Televisioni e giornali non ne hanno minimamente parlato. Per loro la manifestazione di sabato 10 settembre non è mai esistita. Ma al “Cozza Day” di Roma noi del Movimento 5 Stelle di Belluno c’eravamo. Ed eravamo tanti, veramente tanti. Un’infinità di sguardi e sorrisi diversi, volti di speranza e giovani con la voglia di combattere per sentirsi veramente “italiani”. Migliaia di persone provenienti da tutta Italia hanno sfilato con noi sotto il sole di Roma: dal Colosseo al Circo Massimo, dove abbiamo inscenato una “V” umana in ricordo del nostro storico Vaffa-day, e da Piazza Navona fino a Montecitorio. Un ordinato, lunghissimo ed ininterrotto corteo di cittadini, ognuno con una cozza in mano che ha deposto in un cestone davanti al Palazzo. Un gesto simbolico, ma significativo. I politici si sono barricati in Parlamento, inchiodati alle loro poltrone, abbarbicati come cozze ai loro privilegi, dalla pensione dopo una legislatura ai finanziamenti elettorali.  Cozze parlamentari abusive costrette a  sorreggersi a vicenda. Quattro anni fa gli italiani hanno chiesto “Parlamento Pulito”, una proposta di legge sottoscritta da 350mila cittadini e ignorata da tutti i partiti. La Costituzione ne prevedrebbe la discussione parlamentare, ma la proposta è chiusa nello scantinato del Senato dal dicembre 2007.

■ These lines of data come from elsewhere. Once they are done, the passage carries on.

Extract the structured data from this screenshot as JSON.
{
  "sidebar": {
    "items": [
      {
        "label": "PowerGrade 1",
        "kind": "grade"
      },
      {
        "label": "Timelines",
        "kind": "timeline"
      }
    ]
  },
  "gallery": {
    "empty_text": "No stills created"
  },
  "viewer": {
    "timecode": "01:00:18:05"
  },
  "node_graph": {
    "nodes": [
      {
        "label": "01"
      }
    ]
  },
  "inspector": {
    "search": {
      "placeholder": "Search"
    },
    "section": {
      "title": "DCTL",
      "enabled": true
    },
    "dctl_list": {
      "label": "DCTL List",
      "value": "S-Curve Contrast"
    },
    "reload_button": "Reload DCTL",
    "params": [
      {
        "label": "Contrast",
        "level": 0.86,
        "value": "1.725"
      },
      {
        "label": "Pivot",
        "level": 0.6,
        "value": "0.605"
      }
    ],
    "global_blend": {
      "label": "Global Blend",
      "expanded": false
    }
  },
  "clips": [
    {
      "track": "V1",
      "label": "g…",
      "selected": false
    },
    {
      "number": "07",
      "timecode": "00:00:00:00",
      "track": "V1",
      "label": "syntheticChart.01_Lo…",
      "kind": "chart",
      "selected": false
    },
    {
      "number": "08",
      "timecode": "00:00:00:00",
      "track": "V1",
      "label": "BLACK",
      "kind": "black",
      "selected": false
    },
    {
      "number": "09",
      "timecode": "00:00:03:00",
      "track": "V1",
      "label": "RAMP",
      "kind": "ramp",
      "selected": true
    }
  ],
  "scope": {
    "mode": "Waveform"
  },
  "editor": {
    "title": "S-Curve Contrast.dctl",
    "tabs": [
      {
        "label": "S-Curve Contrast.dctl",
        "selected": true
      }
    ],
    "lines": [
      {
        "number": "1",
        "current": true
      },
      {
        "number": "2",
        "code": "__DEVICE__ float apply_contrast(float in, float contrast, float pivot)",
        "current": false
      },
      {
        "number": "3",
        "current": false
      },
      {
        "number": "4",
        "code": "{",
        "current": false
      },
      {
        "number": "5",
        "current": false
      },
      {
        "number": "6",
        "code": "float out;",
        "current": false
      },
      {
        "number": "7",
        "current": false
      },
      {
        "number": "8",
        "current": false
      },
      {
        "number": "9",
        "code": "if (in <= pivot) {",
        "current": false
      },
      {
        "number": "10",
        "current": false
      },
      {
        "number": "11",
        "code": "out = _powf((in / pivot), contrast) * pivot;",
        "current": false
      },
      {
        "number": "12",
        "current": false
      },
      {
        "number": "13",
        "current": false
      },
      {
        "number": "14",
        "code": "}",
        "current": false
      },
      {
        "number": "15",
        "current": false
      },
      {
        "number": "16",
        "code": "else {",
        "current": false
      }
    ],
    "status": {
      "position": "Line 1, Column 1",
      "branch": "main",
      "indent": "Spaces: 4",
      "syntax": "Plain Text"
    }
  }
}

“Parlamento pulito” propone:
1. via dal Parlamento i condannati in via definitiva
2. limite massimo di due mandati legislativi
3. reintroduzione della preferenza diretta

La legge porcata di Calderoli fu approvata dal governo Berlusconi nel 2006; gli successe Prodi che in due anni non la cambiò, e neppure ci provò. Nessuno protestò. Ora, invece di portare la legge Parlamento Pulito in discussione al Senato, gli stessi che non hanno mosso un dito quando erano al governo, oggi propongono un referendum abrogativo.  Ma se venisse abrogata l’attuale legge i condannati potrebbero comunque rimanere in Parlamento insieme alle cozze che hanno superato le due legislature. La legge Parlamento Pulito li manderebbe invece tutti casa a partire dai segretari di partito, per questo non la mettono all’ordine del giorno.

Il Sistema va riformato dalla testa, dal Parlamento con una nuova legge elettorale, nuova linfa, con cittadini che rappresentino il volto reale e pulito del Paese.

Non è più il tempo di resistere, ma quello di riprendersi il Paese. Fuori le cozze dal Parlamento!